The KGs we have produced can be expanded in different ways using other types of inferred edges in addition to the current data-driven ones. For example, the application of semantic reasoners for inductive learning can help us to detect generalizable rules that can help to infer additional facts or eliminate erroneous ones in the graph. Furthermore, an exercise equivalent to data-driven edge detection between genes can be conducted with other types of assays. For example, a collection of curated proteomics and chromatin accessibility samples could be used, along with tissue type, to infer context-dependent relations between proteins and, specifically, transcription factors.
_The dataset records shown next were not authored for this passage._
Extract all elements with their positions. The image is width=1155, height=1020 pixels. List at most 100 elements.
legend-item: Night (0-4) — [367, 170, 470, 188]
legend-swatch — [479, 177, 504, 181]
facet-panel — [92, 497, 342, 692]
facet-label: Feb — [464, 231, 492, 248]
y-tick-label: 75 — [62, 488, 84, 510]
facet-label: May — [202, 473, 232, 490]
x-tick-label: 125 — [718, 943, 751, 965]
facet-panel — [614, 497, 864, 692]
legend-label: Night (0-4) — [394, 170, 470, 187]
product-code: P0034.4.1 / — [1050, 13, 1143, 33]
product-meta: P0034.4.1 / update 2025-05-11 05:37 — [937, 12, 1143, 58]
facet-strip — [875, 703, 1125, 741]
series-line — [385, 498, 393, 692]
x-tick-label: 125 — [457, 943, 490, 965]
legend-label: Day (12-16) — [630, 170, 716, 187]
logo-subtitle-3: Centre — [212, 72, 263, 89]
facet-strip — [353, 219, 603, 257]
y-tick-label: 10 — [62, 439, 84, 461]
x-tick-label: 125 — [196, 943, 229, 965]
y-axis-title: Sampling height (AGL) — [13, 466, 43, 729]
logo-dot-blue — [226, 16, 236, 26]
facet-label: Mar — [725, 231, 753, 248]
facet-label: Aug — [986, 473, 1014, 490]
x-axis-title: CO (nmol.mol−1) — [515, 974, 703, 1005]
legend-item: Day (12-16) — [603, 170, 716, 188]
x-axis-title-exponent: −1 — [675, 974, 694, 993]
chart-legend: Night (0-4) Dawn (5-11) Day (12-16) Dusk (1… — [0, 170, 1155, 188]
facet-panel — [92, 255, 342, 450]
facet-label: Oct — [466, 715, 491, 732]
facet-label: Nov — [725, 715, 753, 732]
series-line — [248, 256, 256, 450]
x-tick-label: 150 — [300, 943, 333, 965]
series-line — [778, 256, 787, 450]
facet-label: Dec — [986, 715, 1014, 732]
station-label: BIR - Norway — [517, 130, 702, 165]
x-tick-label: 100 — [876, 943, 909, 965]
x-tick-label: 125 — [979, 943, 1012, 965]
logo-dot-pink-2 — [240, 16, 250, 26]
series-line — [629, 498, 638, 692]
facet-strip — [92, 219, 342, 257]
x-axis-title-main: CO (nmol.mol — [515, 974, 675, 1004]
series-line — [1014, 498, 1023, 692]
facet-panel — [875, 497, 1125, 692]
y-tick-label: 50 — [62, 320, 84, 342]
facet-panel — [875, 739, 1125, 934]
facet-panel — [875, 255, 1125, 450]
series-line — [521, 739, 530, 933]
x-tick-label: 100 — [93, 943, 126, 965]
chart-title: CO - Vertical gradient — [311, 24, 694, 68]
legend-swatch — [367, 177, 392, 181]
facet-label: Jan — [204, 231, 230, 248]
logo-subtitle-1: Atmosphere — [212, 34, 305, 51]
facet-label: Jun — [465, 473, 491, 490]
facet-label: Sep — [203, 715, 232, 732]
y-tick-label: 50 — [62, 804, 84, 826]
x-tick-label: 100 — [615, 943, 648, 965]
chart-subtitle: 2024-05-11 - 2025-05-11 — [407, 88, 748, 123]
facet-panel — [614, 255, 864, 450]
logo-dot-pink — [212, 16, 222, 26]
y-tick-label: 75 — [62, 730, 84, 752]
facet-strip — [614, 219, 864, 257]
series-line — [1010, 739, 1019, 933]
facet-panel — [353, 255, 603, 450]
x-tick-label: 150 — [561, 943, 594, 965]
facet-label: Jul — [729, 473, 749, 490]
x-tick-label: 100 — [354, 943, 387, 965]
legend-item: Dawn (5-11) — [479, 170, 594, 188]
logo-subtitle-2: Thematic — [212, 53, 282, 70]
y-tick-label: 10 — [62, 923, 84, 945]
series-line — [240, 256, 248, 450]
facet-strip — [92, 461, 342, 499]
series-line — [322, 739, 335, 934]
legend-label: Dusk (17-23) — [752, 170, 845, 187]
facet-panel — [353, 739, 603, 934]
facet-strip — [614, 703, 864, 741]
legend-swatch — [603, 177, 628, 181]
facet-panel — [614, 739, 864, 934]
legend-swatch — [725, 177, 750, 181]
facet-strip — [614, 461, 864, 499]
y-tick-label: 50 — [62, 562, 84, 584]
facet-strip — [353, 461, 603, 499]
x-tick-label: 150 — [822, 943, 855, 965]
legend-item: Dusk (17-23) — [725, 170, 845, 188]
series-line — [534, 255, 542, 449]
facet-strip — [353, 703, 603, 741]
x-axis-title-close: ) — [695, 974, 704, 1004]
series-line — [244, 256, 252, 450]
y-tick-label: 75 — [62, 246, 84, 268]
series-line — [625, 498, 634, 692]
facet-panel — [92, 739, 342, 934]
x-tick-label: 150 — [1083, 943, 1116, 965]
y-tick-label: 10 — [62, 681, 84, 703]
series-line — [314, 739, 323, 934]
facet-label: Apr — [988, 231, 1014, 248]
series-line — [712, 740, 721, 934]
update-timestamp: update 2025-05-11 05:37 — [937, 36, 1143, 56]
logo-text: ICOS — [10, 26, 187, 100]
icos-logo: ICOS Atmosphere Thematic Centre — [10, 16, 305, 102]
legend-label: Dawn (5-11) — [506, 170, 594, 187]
Our unique approach to constructing semantic KGs tailored to specific tissue types, driven by empirical validation using human in vitro data, provides a resource ideally suited for analyzing new data from human in vitro experiments. It allows researchers to focus on context-specific downstream analysis of their ’omics experiments (as well as other in vitro techniques). By integrating biomedical knowledge across semantic domains, these KGs allow researchers to extract as much useful information as possible from human-relevant, time-efficient in vitro studies performed at large volume. In the particular case of toxicology, our combination of the expert knowledge incorporated into these graphs and data-driven inference from tens of thousands of assays in human tissue will drive the field of risk assessment forward by offering a holistic resource to be exploited when seeking the enrichment of adverse responses to chemical stressors.